Hummmm interesting
Interesting, I have seen most of the ref's he used but Rpt 787, "Factors affecting heat transfer in the internal-combustion engine".
Max heat transfer (to engine) is @ 7% richer than the chemically correct mixture. (Rpt 787, NACA / MIT, Dec 1940)
New engines run hotter because of the combustion coating that forms in the heat. (Rpt 787, NACA / MIT, Dec 1940)
Piston speed is a function heat transfer, so longer stroke engines (360 vs 320) will make more heat and be harder to cool. (Rpt 787, NACA / MIT, Dec 1940) Is the new ECI XIO-340 a stroked engine?
An interesting comment he made and attributed to a NASA rept, not sure which one, was about painting everything with a thin (0.002) black paint and that it's better than bare metal. 0.005 paint thickness is too much. When I use to see an engine with worn thin engine paint, I thought they did a bad job painting it. Now I know they where keeping the paint as thin as possible. So a pretty engine paint job may be bad for cooling.
The main thing that caught my attention where his comments and recommendation about the wrap around part of the (lower) baffle. He recommends a larger radius and making a duct or diffuser at both the entrance (at the top) and exit under the engine.
On a stock Van's baffle it has little or no radius leading in or out, and it has NO extend path (scoop/diffuser) to guide air. Gradual transition would improve air flow; it makes sense. He also addresses some flow guides on the bottom of the cylinder. Not sure how to support those but again it would reduce turbulence and gain efficency.
He breaks the loss down to 64% is baffle loss (50% entrance and 14% exit). 36% is lost going thru the fins. There's not much you can do with the fins but make sure there is no excessive rough and blocked fins from left over casting with some careful filing. Its like a wing, you have drag. With cooling you have drag from the job of cooling. However flying with the flaps down can be inefficent. So cooling is getting the air to flow thru with min loss while providing the volume or mass needed to cary the heat away.
He estimates a 20% improvement in cooling efficiency by making baffle changes (larger radius and gradual entrance and exit ducts). He touches on not transfering heat to the engine with the comments about combustion coatings and exterior coatings. It makes sense to use high tech coatings to keep the heat from being transferred into the engine. Piston top and other coatings as you have mentined Alan may be a brave new world, however from the reports it seems the combustion deposits do the coating after 80 hours.

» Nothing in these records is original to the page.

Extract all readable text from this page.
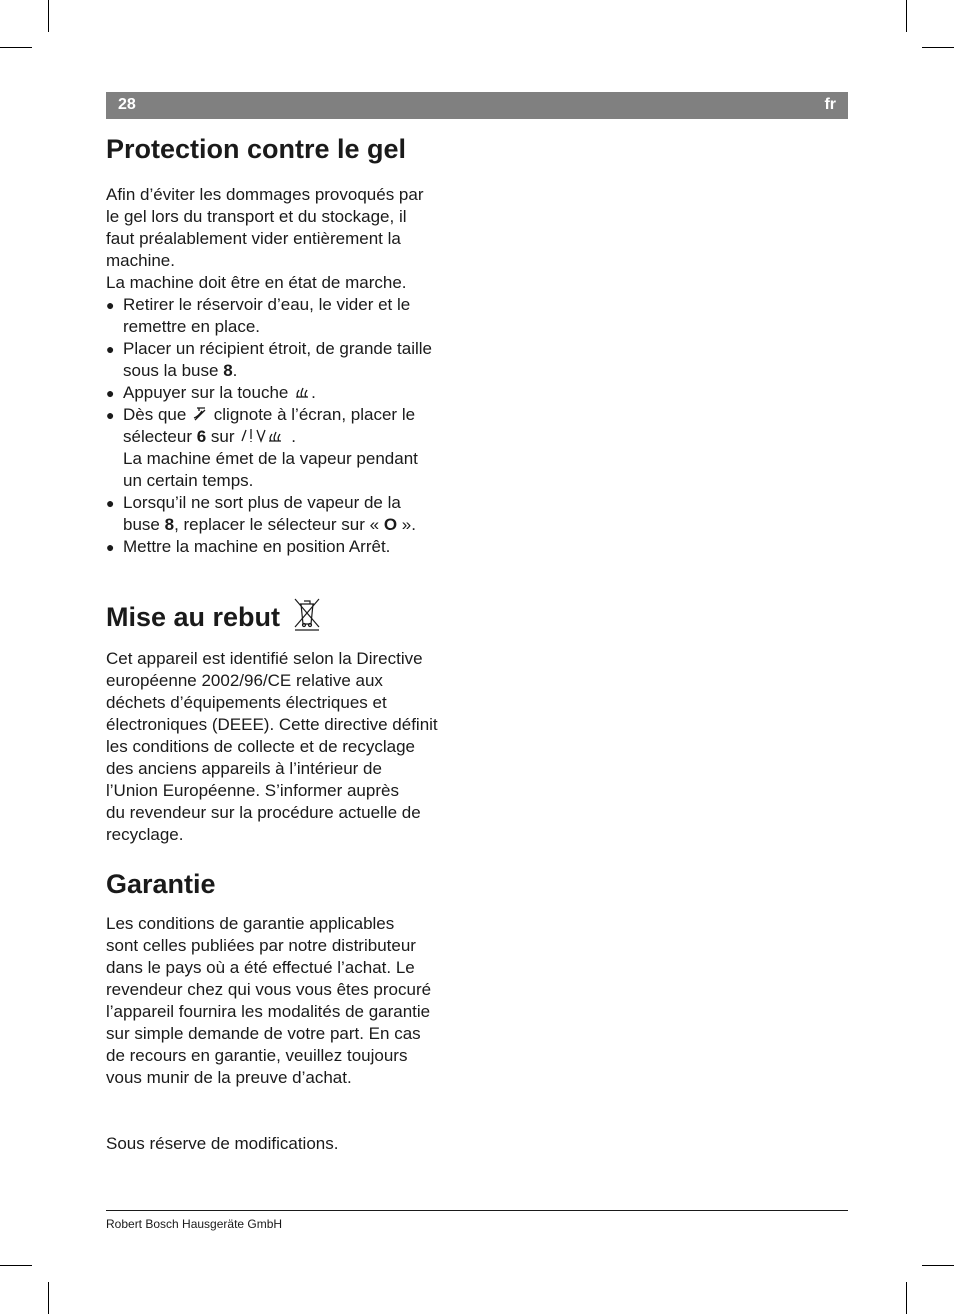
28	fr
Protection contre le gel

Afin d’éviter les dommages provoqués par

le gel lors du transport et du stockage, il

faut préalablement vider entièrement la

machine.

La machine doit être en état de marche.

● Retirer le réservoir d’eau, le vider et le
remettre en place.
● Placer un récipient étroit, de grande taille
sous la buse 8.
● Appuyer sur la touche .
● Dès que  clignote à l’écran, placer le
sélecteur 6 sur	.
La machine émet de la vapeur pendant
un certain temps.
● Lorsqu’il ne sort plus de vapeur de la
buse 8, replacer le sélecteur sur « O ».
● Mettre la machine en position Arrêt.
Mise au rebut

Cet appareil est identifié selon la Directive

européenne 2002/96/CE relative aux

déchets d’équipements électriques et

électroniques (DEEE). Cette directive définit

les conditions de collecte et de recyclage

des anciens appareils à l’intérieur de

l’Union Européenne. S’informer auprès

du revendeur sur la procédure actuelle de

recyclage.

Garantie

Les conditions de garantie applicables

sont celles publiées par notre distributeur

dans le pays où a été effectué l’achat. Le

revendeur chez qui vous vous êtes procuré

l’appareil fournira les modalités de garantie

sur simple demande de votre part. En cas

de recours en garantie, veuillez toujours

vous munir de la preuve d’achat.

Sous réserve de modifications.

Robert Bosch Hausgeräte GmbH
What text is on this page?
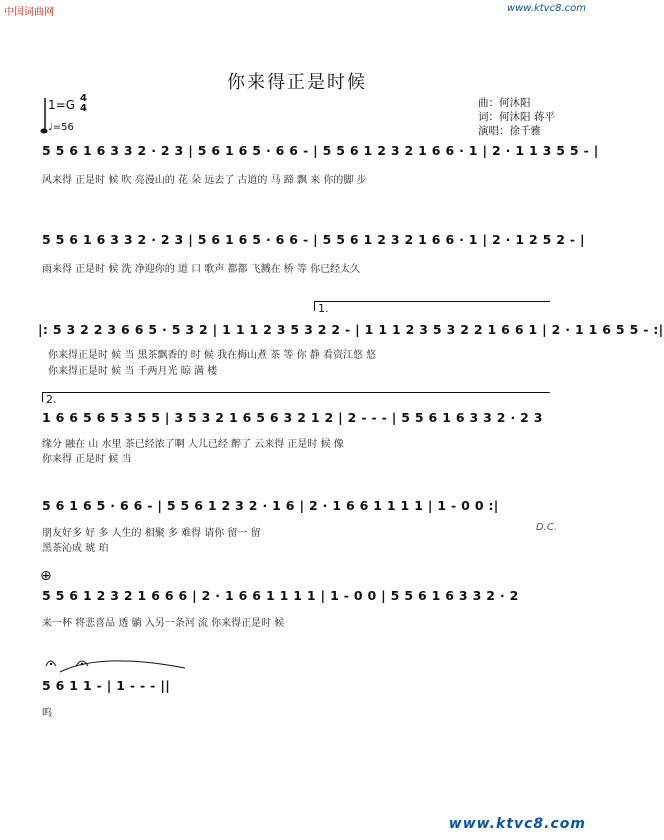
中国词曲网	www.ktvc8.com
你来得正是时候
1=G 4
4
♩=56
曲：何沐阳
词：何沐阳 蒋平
演唱：徐千雅
5 5 6 1 6 3 3 2 · 2 3 | 5 6 1 6 5 · 6 6 - | 5 5 6 1 2 3 2 1 6 6 · 1 | 2 · 1 1 3 5 5 - |
风来得 正是时 候 吹 亮漫山的 花 朵 远去了 古道的 马 蹄 飘 来 你的脚 步
5 5 6 1 6 3 3 2 · 2 3 | 5 6 1 6 5 · 6 6 - | 5 5 6 1 2 3 2 1 6 6 · 1 | 2 · 1 2 5 2 - |
雨来得 正是时 候 洗 净迎你的 道 口 歌声 都都 飞溅在 桥 等 你已经太久
1.
|: 5 3 2 2 3 6 6 5 · 5 3 2 | 1 1 1 2 3 5 3 2 2 - | 1 1 1 2 3 5 3 2 2 1 6 6 1 | 2 · 1 1 6 5 5 - :|
你来得正是时 候 当 黑茶飘香的 时 候 我在梅山煮 茶 等 你 静 看资江悠 悠
你来得正是时 候 当 千两月光 晾 满 楼
2.
1 6 6 5 6 5 3 5 5 | 3 5 3 2 1 6 5 6 3 2 1 2 | 2 - - - | 5 5 6 1 6 3 3 2 · 2 3
缘分 融在 山 水里 茶已经浓了啊 人儿已经 醉了 云来得 正是时 候 像
你来得 正是时 候 当
5 6 1 6 5 · 6 6 - | 5 5 6 1 2 3 2 · 1 6 | 2 · 1 6 6 1 1 1 1 | 1 - 0 0 :|
朋友好多 好 多 人生的 相聚 多 难得 请你 留一 留
黑茶沁成 琥 珀
D.C.
⊕
5 5 6 1 2 3 2 1 6 6 6 | 2 · 1 6 6 1 1 1 1 | 1 - 0 0 | 5 5 6 1 6 3 3 2 · 2
来一杯 将悲喜品 透 躺 入另一条河 流 你来得正是时 候
5 6 1 1 - | 1 - - - ||
呜
www.ktvc8.com
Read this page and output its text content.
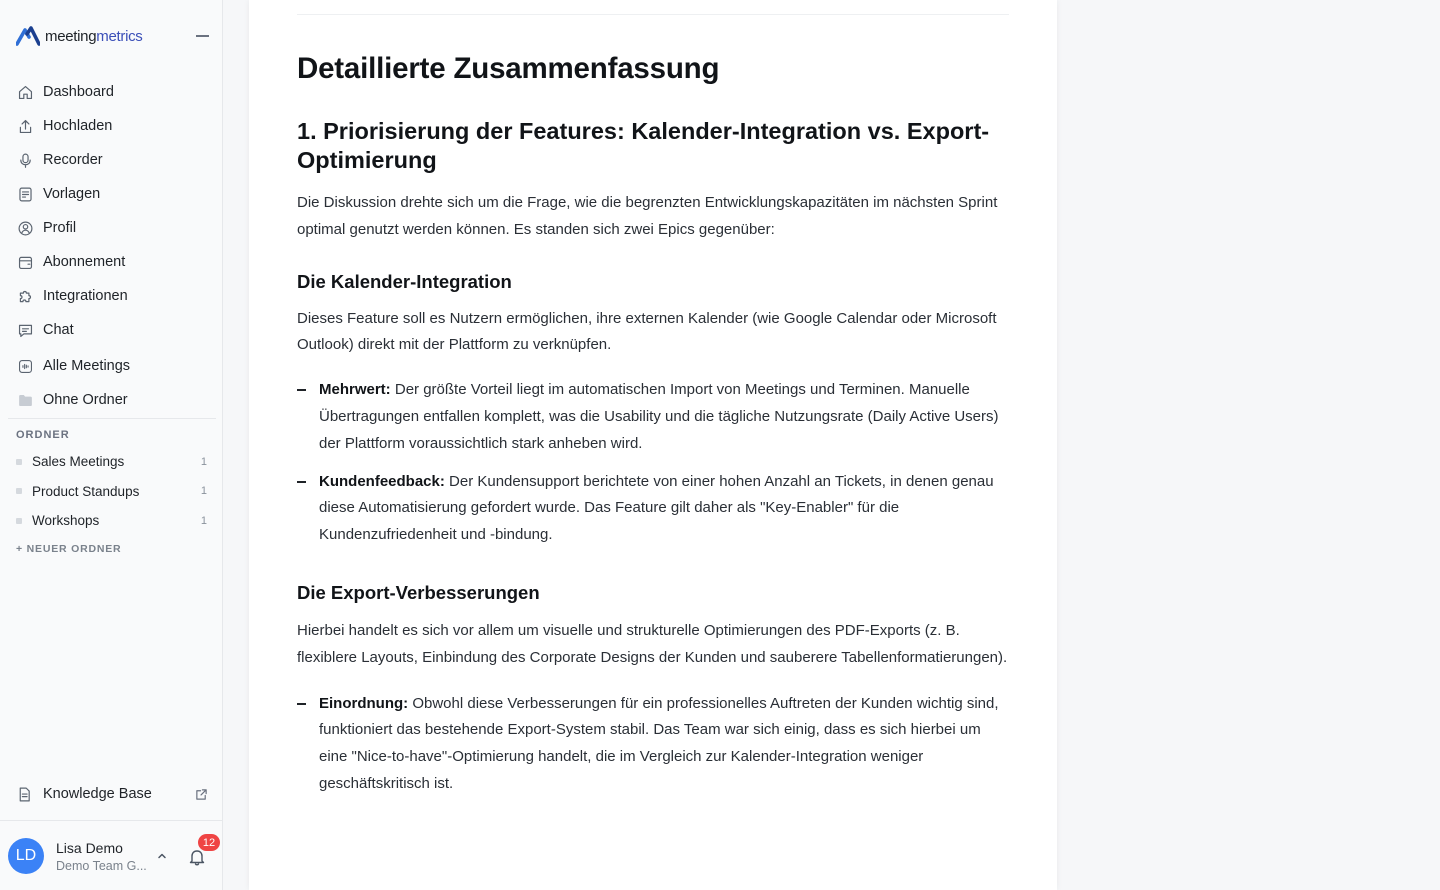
meetingmetrics
Dashboard
Hochladen
Recorder
Vorlagen
Profil
Abonnement
Integrationen
Chat
Alle Meetings
Ohne Ordner
ORDNER
Sales Meetings	1
Product Standups	1
Workshops	1
+ NEUER ORDNER
Knowledge Base
LD	Lisa Demo
Demo Team G...
12
Detaillierte Zusammenfassung
1. Priorisierung der Features: Kalender-Integration vs. Export-Optimierung

Die Diskussion drehte sich um die Frage, wie die begrenzten Entwicklungskapazitäten im nächsten Sprint optimal genutzt werden können. Es standen sich zwei Epics gegenüber:

Die Kalender-Integration

Dieses Feature soll es Nutzern ermöglichen, ihre externen Kalender (wie Google Calendar oder Microsoft Outlook) direkt mit der Plattform zu verknüpfen.

Mehrwert: Der größte Vorteil liegt im automatischen Import von Meetings und Terminen. Manuelle Übertragungen entfallen komplett, was die Usability und die tägliche Nutzungsrate (Daily Active Users) der Plattform voraussichtlich stark anheben wird.
Kundenfeedback: Der Kundensupport berichtete von einer hohen Anzahl an Tickets, in denen genau diese Automatisierung gefordert wurde. Das Feature gilt daher als "Key-Enabler" für die Kundenzufriedenheit und -bindung.
Die Export-Verbesserungen

Hierbei handelt es sich vor allem um visuelle und strukturelle Optimierungen des PDF-Exports (z. B. flexiblere Layouts, Einbindung des Corporate Designs der Kunden und sauberere Tabellenformatierungen).

Einordnung: Obwohl diese Verbesserungen für ein professionelles Auftreten der Kunden wichtig sind, funktioniert das bestehende Export-System stabil. Das Team war sich einig, dass es sich hierbei um eine "Nice-to-have"-Optimierung handelt, die im Vergleich zur Kalender-Integration weniger geschäftskritisch ist.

With an increase in cooling efficency of the air you take in, you can reduce the cowl cooling inlets/exits further and use less air, reducing cooling drag. (NACA Annual Report 22, p. 237-249.; NACA Technical Report 555, 1937)
Interesting, I think Van's baffles (any baffle) has LOTS of room for improvement. It is getting to the point where making complicated baffle parts from composites might be attactive? Fiberglass might wear too fast. I guess you can make it thicker and add rub strips. A Carbonfiber baffle may be better but could wear or abrade the aluminum heads. Abrasion protection will be in order as well. Its kind of normal to wear into the baffles; you see that all the time with the hair-comb effect you see on aluminum baffles.
Bottom line take a hard look at your baffles, new, old or yet to be made. Good stuff Alan thanks. To get the gains of better baffles, remember you need to reduce the cowl inlets and exits.